A sales tax is not an ideal way to fund public transit. But, this measure will fund transformative policies and programs that prioritize access to Caltrain for low-income communities, and will also help prevent cuts to local transit by saving money for VTA, SamTrans and MUNI. It’s clear that the net benefit of Measure RR for our communities outweighs the cost. And the alternative — Caltrain shutting down entirely — is even worse.

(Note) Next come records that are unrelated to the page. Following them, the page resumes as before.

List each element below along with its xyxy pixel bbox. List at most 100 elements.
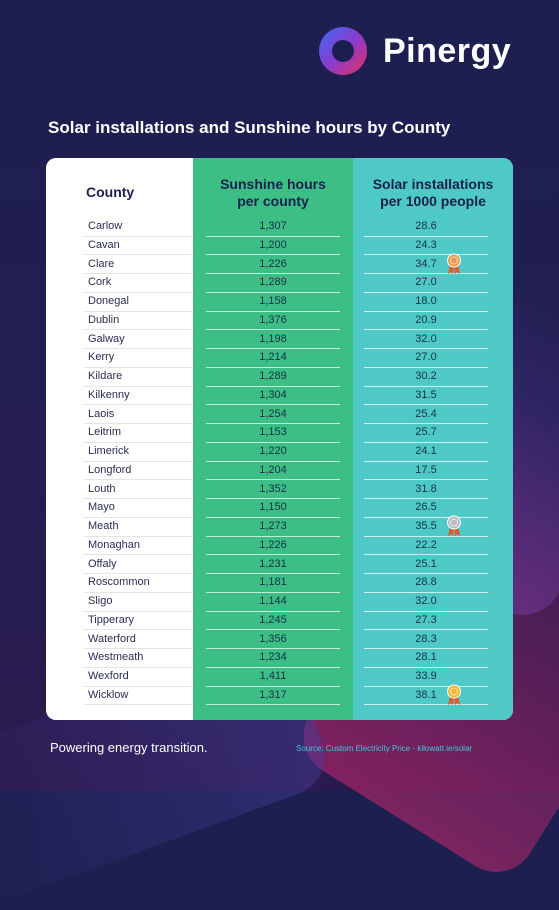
row-divider	[206, 273, 340, 274]
solar-cell: 38.1	[415, 688, 437, 701]
row-divider	[206, 704, 340, 706]
county-cell: Offaly	[88, 557, 117, 570]
solar-cell: 24.1	[415, 445, 437, 457]
sunshine-cell: 1,150	[259, 501, 287, 514]
county-cell: Louth	[88, 482, 116, 495]
table-row: Waterford 1,356 28.3	[46, 631, 513, 650]
row-divider	[206, 423, 340, 424]
county-cell: Mayo	[88, 501, 115, 514]
header-solar: Solar installations per 1000 people	[372, 176, 494, 209]
row-divider	[364, 554, 488, 556]
row-divider	[206, 573, 340, 574]
footer-tagline: Powering energy transition.	[50, 740, 208, 755]
row-divider	[364, 591, 488, 593]
county-cell: Monaghan	[88, 538, 140, 551]
row-divider	[206, 366, 340, 368]
solar-cell: 33.9	[415, 670, 437, 682]
data-table: County Sunshine hours per county Solar in…	[46, 158, 513, 720]
county-cell: Tipperary	[88, 613, 135, 626]
sunshine-cell: 1,231	[259, 557, 287, 570]
row-divider	[206, 666, 340, 668]
row-divider	[364, 535, 488, 537]
table-row: Meath 1,273 35.5	[46, 515, 513, 537]
sunshine-cell: 1,273	[259, 520, 287, 532]
county-cell: Kilkenny	[88, 388, 130, 401]
row-divider	[206, 498, 340, 499]
brand-logo: Pinergy	[317, 25, 511, 77]
sunshine-cell: 1,352	[259, 482, 287, 495]
row-divider	[84, 273, 193, 274]
row-divider	[206, 404, 340, 406]
row-divider	[206, 516, 340, 518]
row-divider	[84, 329, 193, 331]
solar-cell: 28.3	[415, 632, 437, 645]
row-divider	[364, 666, 488, 668]
row-divider	[206, 629, 340, 631]
county-cell: Limerick	[88, 445, 129, 457]
county-cell: Dublin	[88, 313, 120, 326]
table-row: Sligo 1,144 32.0	[46, 593, 513, 612]
solar-cell: 25.1	[415, 557, 437, 570]
county-cell: Cork	[88, 276, 112, 289]
sunshine-column-bg	[193, 158, 353, 720]
row-divider	[84, 591, 193, 593]
sunshine-cell: 1,307	[259, 220, 287, 232]
county-cell: Kildare	[88, 370, 123, 382]
county-cell: Meath	[88, 520, 119, 532]
row-divider	[84, 366, 193, 368]
row-divider	[364, 366, 488, 368]
row-divider	[84, 573, 193, 574]
row-divider	[206, 685, 340, 687]
sunshine-cell: 1,289	[259, 276, 287, 289]
solar-cell: 34.7	[415, 257, 437, 270]
county-cell: Carlow	[88, 220, 123, 232]
row-divider	[364, 423, 488, 424]
county-cell: Laois	[88, 407, 115, 420]
county-cell: Wexford	[88, 670, 129, 682]
table-body: Carlow 1,307 28.6 Cavan 1,200 24.3 Clare 1,226 3…	[46, 218, 513, 706]
table-row: Clare 1,226 34.7	[46, 253, 513, 275]
sunshine-cell: 1,289	[259, 370, 287, 382]
row-divider	[206, 254, 340, 256]
row-divider	[84, 441, 193, 443]
sunshine-cell: 1,144	[259, 595, 287, 607]
row-divider	[84, 629, 193, 631]
row-divider	[364, 404, 488, 406]
table-row: Carlow 1,307 28.6	[46, 218, 513, 237]
row-divider	[364, 516, 488, 518]
table-row: Westmeath 1,234 28.1	[46, 649, 513, 668]
row-divider	[364, 273, 488, 274]
row-divider	[364, 685, 488, 687]
row-divider	[206, 348, 340, 349]
bronze-medal-icon	[446, 253, 462, 275]
solar-cell: 26.5	[415, 501, 437, 514]
solar-cell: 35.5	[415, 520, 437, 532]
row-divider	[84, 423, 193, 424]
solar-cell: 32.0	[415, 595, 437, 607]
table-row: Limerick 1,220 24.1	[46, 443, 513, 462]
row-divider	[364, 254, 488, 256]
row-divider	[364, 479, 488, 481]
row-divider	[84, 498, 193, 499]
table-row: Wicklow 1,317 38.1	[46, 684, 513, 706]
table-row: Dublin 1,376 20.9	[46, 312, 513, 331]
solar-cell: 31.8	[415, 482, 437, 495]
row-divider	[84, 460, 193, 462]
row-divider	[206, 648, 340, 649]
row-divider	[206, 291, 340, 293]
county-cell: Wicklow	[88, 688, 129, 701]
sunshine-cell: 1,204	[259, 463, 287, 476]
table-row: Laois 1,254 25.4	[46, 406, 513, 425]
row-divider	[364, 310, 488, 312]
row-divider	[206, 385, 340, 387]
solar-cell: 30.2	[415, 370, 437, 382]
row-divider	[206, 235, 340, 237]
row-divider	[84, 648, 193, 649]
sunshine-cell: 1,254	[259, 407, 287, 420]
solar-cell: 24.3	[415, 238, 437, 251]
solar-cell: 22.2	[415, 538, 437, 551]
solar-cell: 25.7	[415, 426, 437, 439]
row-divider	[84, 685, 193, 687]
row-divider	[364, 460, 488, 462]
table-row: Cavan 1,200 24.3	[46, 237, 513, 256]
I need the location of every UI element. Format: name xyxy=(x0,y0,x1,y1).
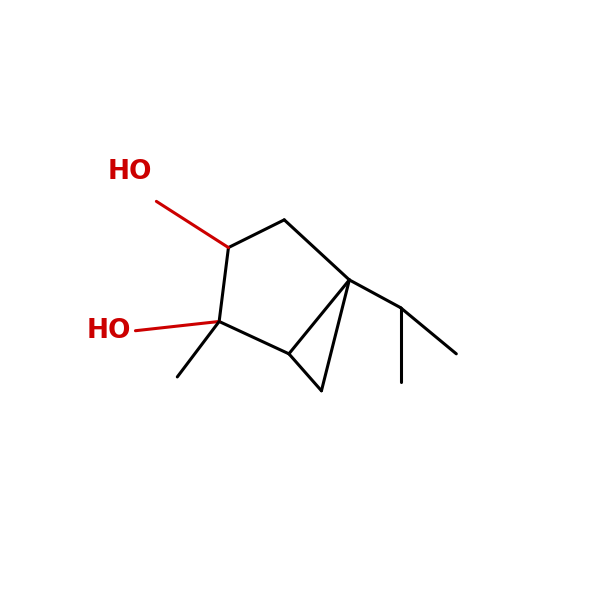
Text: HO: HO xyxy=(86,318,131,344)
Text: HO: HO xyxy=(107,159,152,185)
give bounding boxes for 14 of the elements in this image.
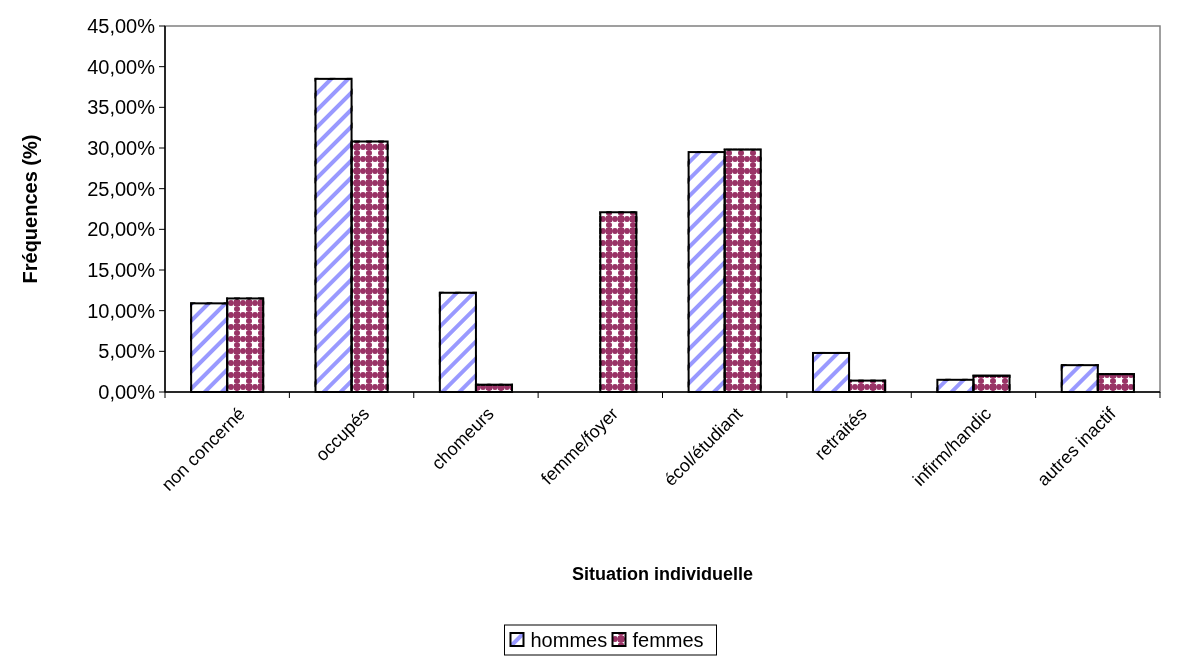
y-axis-title: Fréquences (%) <box>19 134 41 284</box>
legend-label: femmes <box>632 629 704 651</box>
y-tick-label: 35,00% <box>87 96 156 119</box>
y-tick-label: 40,00% <box>87 55 156 78</box>
y-tick-label: 45,00% <box>87 15 156 37</box>
y-tick-label: 0,00% <box>98 381 156 403</box>
y-tick-label: 5,00% <box>98 340 156 363</box>
x-axis-title: Situation individuelle <box>571 564 754 584</box>
y-tick-label: 20,00% <box>87 218 156 241</box>
y-tick-label: 30,00% <box>87 137 156 159</box>
y-tick-label: 10,00% <box>87 299 156 322</box>
y-tick-label: 25,00% <box>87 177 156 200</box>
y-tick-label: 15,00% <box>87 259 156 281</box>
legend-label: hommes <box>530 629 608 651</box>
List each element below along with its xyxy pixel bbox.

Caltrain’s equity studies showed that before COVID, about 30% of Caltrain’s riders were lower income. Now, during the pandemic, half of all trips are serving essential workers in health care, life sciences and government, and another 10% are trips to medical appointments. The share of low and middle-income riders has doubled, with more than twice the share of people who qualify for low-income housing assistance and more than twice the share of people in households making less than $100,000 per year, with a majority of households without access to a car. The proposed policy changes included in Measure RR will build on this trend.
Low-income communities in our area are clustered near highways and experience the greatest impact from particulate pollution with disproportionately high rates of asthma and other respiratory diseases. Without Measure RR, Caltrain won’t be able to pay for operations for its new electrified trains and expanded service, which will keep thousands of more cars off the road, to protect the health of communities — even for people who don’t ride Caltrain.
The letter writer is the
executive director of Friends of Caltrain.